This tart is a hearty cake that used to be baked in the common bakehouses of a village on the first high heat before the bread was put into the oven. Since the kitchen of the farmhouse often stayed cold on a baking day due to the workload, such a tart, usually served with soup, was a more than welcome lunch. The stated amount of bread dough is sufficient for about two historical round baking trays. The dough is thinly rolled out onto the greased trays and covered thickly with the potato topping.
For the bread dough:
750 grams of wholemeal rye flour
250 grams of whole wheat or spelled flour
½ cube of organic yeast
100 grams of rye sourdough
1 tablespoon of sea salt
750 millilitres of lukewarm water
For the tart:
500-750 grams of bread dough per tray
2 kilograms of jacket potatoes from the day before, grated
250 grams of bacon, diced
2 large onions, diced
6 eggs
400-500 grams of sour cream
1 handful of parsley, finely chopped
1 handful of chives, finely chopped
salt
pepper
1. Mix all the ingredients for the bread dough with a wooden spoon in a bowl and cover with a kitchen towel and let rise in a warm place for up to 3-4 hours.
2. Boil jacket potatoes the day before.
3. Sweat the onions and diced bacon in a saucepan with a little vegetable oil.
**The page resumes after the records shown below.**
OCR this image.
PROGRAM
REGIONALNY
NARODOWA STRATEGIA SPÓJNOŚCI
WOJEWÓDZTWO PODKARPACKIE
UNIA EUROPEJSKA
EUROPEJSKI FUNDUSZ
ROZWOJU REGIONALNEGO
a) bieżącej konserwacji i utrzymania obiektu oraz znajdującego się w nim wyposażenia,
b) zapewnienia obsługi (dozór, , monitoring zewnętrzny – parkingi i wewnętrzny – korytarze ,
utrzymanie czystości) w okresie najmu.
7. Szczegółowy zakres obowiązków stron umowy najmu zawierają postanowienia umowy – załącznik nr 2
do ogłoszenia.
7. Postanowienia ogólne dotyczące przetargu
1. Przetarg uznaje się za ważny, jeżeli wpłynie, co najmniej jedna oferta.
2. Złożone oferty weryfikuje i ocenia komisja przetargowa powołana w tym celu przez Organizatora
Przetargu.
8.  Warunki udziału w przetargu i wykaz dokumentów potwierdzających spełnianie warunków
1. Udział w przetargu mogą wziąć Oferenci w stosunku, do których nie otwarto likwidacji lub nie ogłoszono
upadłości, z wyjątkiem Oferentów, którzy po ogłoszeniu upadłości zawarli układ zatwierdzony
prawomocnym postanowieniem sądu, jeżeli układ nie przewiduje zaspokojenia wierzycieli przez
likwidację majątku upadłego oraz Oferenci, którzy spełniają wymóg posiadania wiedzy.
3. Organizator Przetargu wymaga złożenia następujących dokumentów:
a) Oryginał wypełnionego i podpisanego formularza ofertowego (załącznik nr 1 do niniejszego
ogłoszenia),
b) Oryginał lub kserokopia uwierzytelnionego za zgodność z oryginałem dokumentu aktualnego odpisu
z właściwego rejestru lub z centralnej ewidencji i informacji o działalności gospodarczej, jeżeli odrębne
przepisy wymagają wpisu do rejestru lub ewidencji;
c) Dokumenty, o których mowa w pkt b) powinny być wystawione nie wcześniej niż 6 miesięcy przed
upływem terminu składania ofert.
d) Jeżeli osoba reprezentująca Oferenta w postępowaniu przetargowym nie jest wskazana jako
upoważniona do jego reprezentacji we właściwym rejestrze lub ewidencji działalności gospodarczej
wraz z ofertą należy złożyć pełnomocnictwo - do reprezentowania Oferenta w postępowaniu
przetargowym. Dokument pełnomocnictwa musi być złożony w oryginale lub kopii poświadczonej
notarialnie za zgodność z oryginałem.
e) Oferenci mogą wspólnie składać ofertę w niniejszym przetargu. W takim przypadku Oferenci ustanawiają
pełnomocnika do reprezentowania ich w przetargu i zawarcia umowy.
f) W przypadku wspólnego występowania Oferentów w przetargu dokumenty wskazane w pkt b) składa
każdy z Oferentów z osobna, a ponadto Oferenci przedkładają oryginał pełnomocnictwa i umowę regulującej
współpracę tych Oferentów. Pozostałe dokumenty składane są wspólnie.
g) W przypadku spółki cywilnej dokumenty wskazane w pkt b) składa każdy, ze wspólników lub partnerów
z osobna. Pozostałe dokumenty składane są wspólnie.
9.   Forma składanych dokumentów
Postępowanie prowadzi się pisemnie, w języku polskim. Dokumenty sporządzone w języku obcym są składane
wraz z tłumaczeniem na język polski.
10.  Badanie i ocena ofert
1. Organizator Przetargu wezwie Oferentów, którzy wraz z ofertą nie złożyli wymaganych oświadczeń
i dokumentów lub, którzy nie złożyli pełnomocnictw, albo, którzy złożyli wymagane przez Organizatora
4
4. Peel the jacket potatoes and coarsely grate them on a grater.
5. Add the eggs, sour cream, parsley, chives, salt, and a lot of pepper and mix.
6. Divide the bread dough into two, then thinly roll out about 500-750 grams of it and place it on a greased baking tray.
7. Spread the potato mixture on top.
8. Sprinkle with the sweated onions and diced bacon.
9. Bake in the electric oven at 250 ° C for about 15-20 minutes on the middle rack. In the wood-fired oven at an initial temperature of around 300-350 degrees it only takes 5-10 minutes.
Tip: The amount is enough for two rectangular or two large round baking trays. If you only want to bake one tart, you can simply bake a loaf of bread from the other half. The topping is then a bit thicker for one baking tray, but that doesn't affect the taste, on the contrary.